We passed it on our way from St. Remy to Arles and saw the arrow pointing to the other side of the road - so decided to stop on return. However, on return, there was no sign and we missed it. So stopped in gas station and when a women came out we figured she'd know where it was - she did, we turned around about 1/2 mile and there was the sign.

We found few items on sale and even those were still expensive.

If you're looking for the Provencal fabrics - tablecloths, placemats, napkins, etc. you can find good prices at most markets. There are some copies of original designs, but unless someone turns over the item looking for labels (tacky, tacky), you almost can't tell. We found copies in Les Baux, Carcassonne and I'm sure there are other places.

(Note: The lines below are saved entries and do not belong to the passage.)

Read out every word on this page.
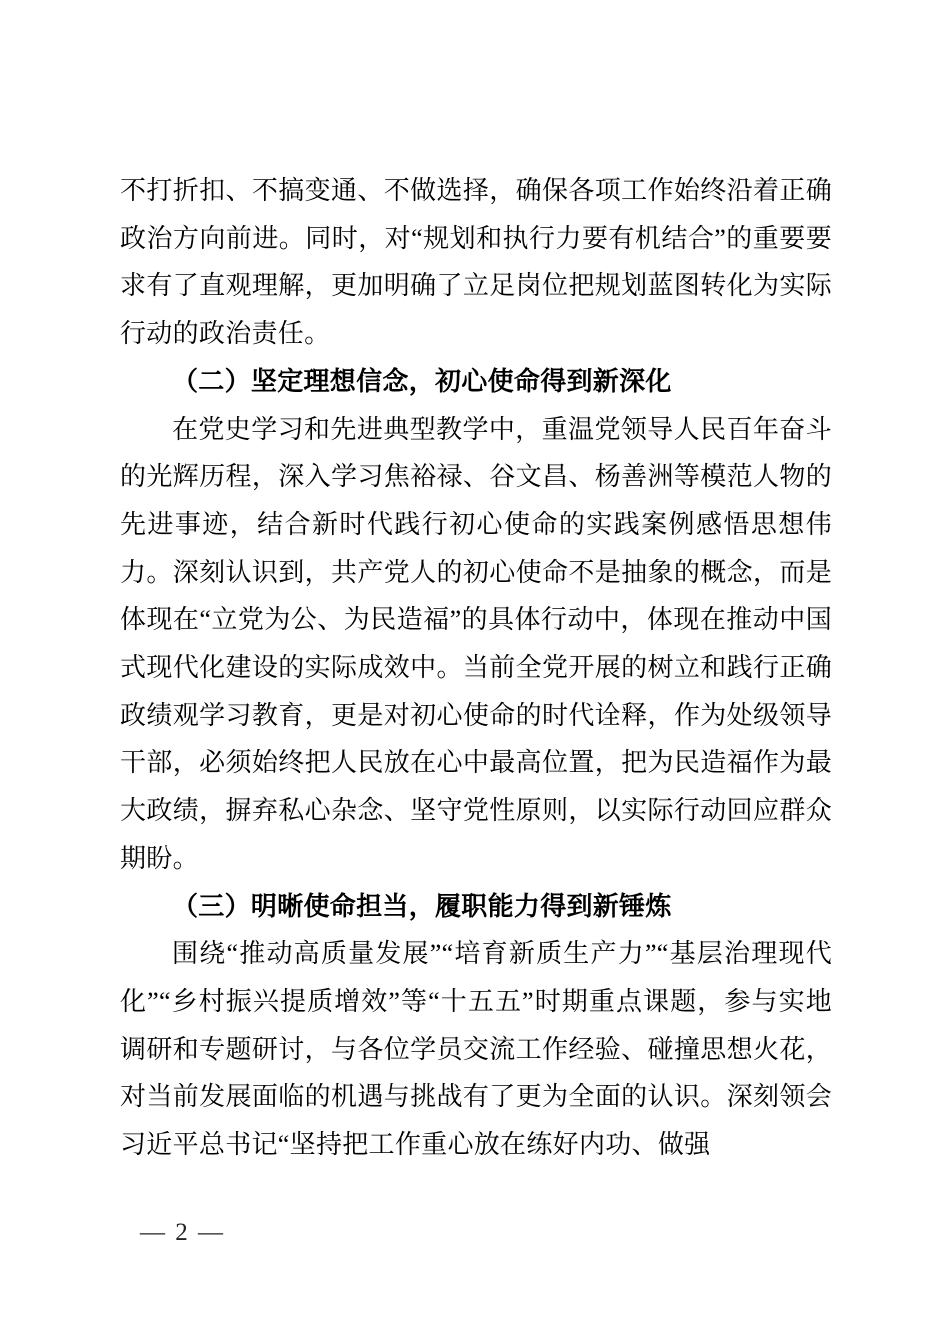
不打折扣、不搞变通、不做选择，确保各项工作始终沿着正确政治方向前进。同时，对“规划和执行力要有机结合”的重要要求有了直观理解，更加明确了立足岗位把规划蓝图转化为实际行动的政治责任。

（二）坚定理想信念，初心使命得到新深化

在党史学习和先进典型教学中，重温党领导人民百年奋斗的光辉历程，深入学习焦裕禄、谷文昌、杨善洲等模范人物的先进事迹，结合新时代践行初心使命的实践案例感悟思想伟力。深刻认识到，共产党人的初心使命不是抽象的概念，而是体现在“立党为公、为民造福”的具体行动中，体现在推动中国式现代化建设的实际成效中。当前全党开展的树立和践行正确政绩观学习教育，更是对初心使命的时代诠释，作为处级领导干部，必须始终把人民放在心中最高位置，把为民造福作为最大政绩，摒弃私心杂念、坚守党性原则，以实际行动回应群众期盼。

（三）明晰使命担当，履职能力得到新锤炼

围绕“推动高质量发展”“培育新质生产力”“基层治理现代化”“乡村振兴提质增效”等“十五五”时期重点课题，参与实地调研和专题研讨，与各位学员交流工作经验、碰撞思想火花，对当前发展面临的机遇与挑战有了更为全面的认识。深刻领会习近平总书记“坚持把工作重心放在练好内功、做强

— 2 —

But the markets are you best for originals (you can check the labels), versus going into Les Olivades or Souleado shops.
 
Old Aug 6th, 2003 | 05:18 AM
  #16  
 
Joined: Feb 2003
Posts: 2,989
Likes: 0
Sher, I agree with Sandi-I found the most beautiful tablecloths at the market in Arles. They are solid with a printed trip. My only advice-don't wash them even on delicate-my gorgeous dark red one faded! C'est la vie! I love Arles and would pick it any day over Nimes which is nice but not as much to see in my opinion.
swalter518 is offline  
Old Aug 6th, 2003 | 05:31 AM
  #17  
Original Poster
 
Joined: Jan 2003
Posts: 3,312
Likes: 0
I really wanted to go there mainly to see a whole collection of the typical Provencal type of cloth and decorations.
The other times I have been in France, I purchased cloth with georgeous colors and patterns, and mostly bought unfinished.
The treated cloth I bought and the treated tableclothes, I don't wash. I have a friend who is French and sews and she warned me that the finish will deteriorate and the color fade if washed. The treated ones clean well with just a warm wipe.

None of my friends, nor do I, know enough about the French original design firms, so the label probably wouldn't make much difference. I just love the patterns and colors.
I plan to check out as many markets as I can. The first part of the trip we have a house, so we can buy things to eat there.


Babette, I am still shaking my head! How awful.
Sher is offline  
Old Aug 6th, 2003 | 09:25 AM
  #18  
 
Joined: Apr 2003
Posts: 166
Likes: 0
If your interest in French textiles extends to boutis (whole cloth quilts), there's museum near Nimes called La Maison du Boutis. I've not been there yet, but I discovered their website (www.la-maison-du-boutis.com) and it's on my list for our next visit.
Cluny is offline  
Old Aug 6th, 2003 | 10:47 AM
  #19  
20 Anniversary
 
Joined: Jan 2003
Posts: 49,560
Likes: 0
Sher:

I'm sorry, but I haven't been to the Olivades outlet. Like others, I've bought provençal tablecloths and other items mainly in the markets - in Arles and St-Rémy, as well as in a couple of little stores in Maussane-les-Alpilles. They even sell them now in markets in the Dordogne, so I don't have to travel to Provence!
StCirq is offline  
Old Aug 6th, 2003 | 12:17 PM
  #20  
 
Joined: Aug 2003
Posts: 56
Likes: 0
I would highly recommend staying in Arles. We stayed there for three nights at the Hotel Nord Pinus right on the forum. A corner of the hotel can be seen in Van Gogh's Cafe le Nuit painting. We were told that Hemingway used to drink in the hotel bar. They probably all say that but it was fun to sit there and think about it. We found a wonderful combination of Roman history (great colliseum, museum, chariot arena), Provancale products such as olive oil and linens, and Van Gogh info (although there are no paintings there, you can follow the Van Gogh walk where you can stand and look at the scenes he painted in some of his most famous paintings). Having lunch at the cafe on the square at the forum is great and there are lots of small, wonderful family run restaurants. Altogether, one of our favorite places.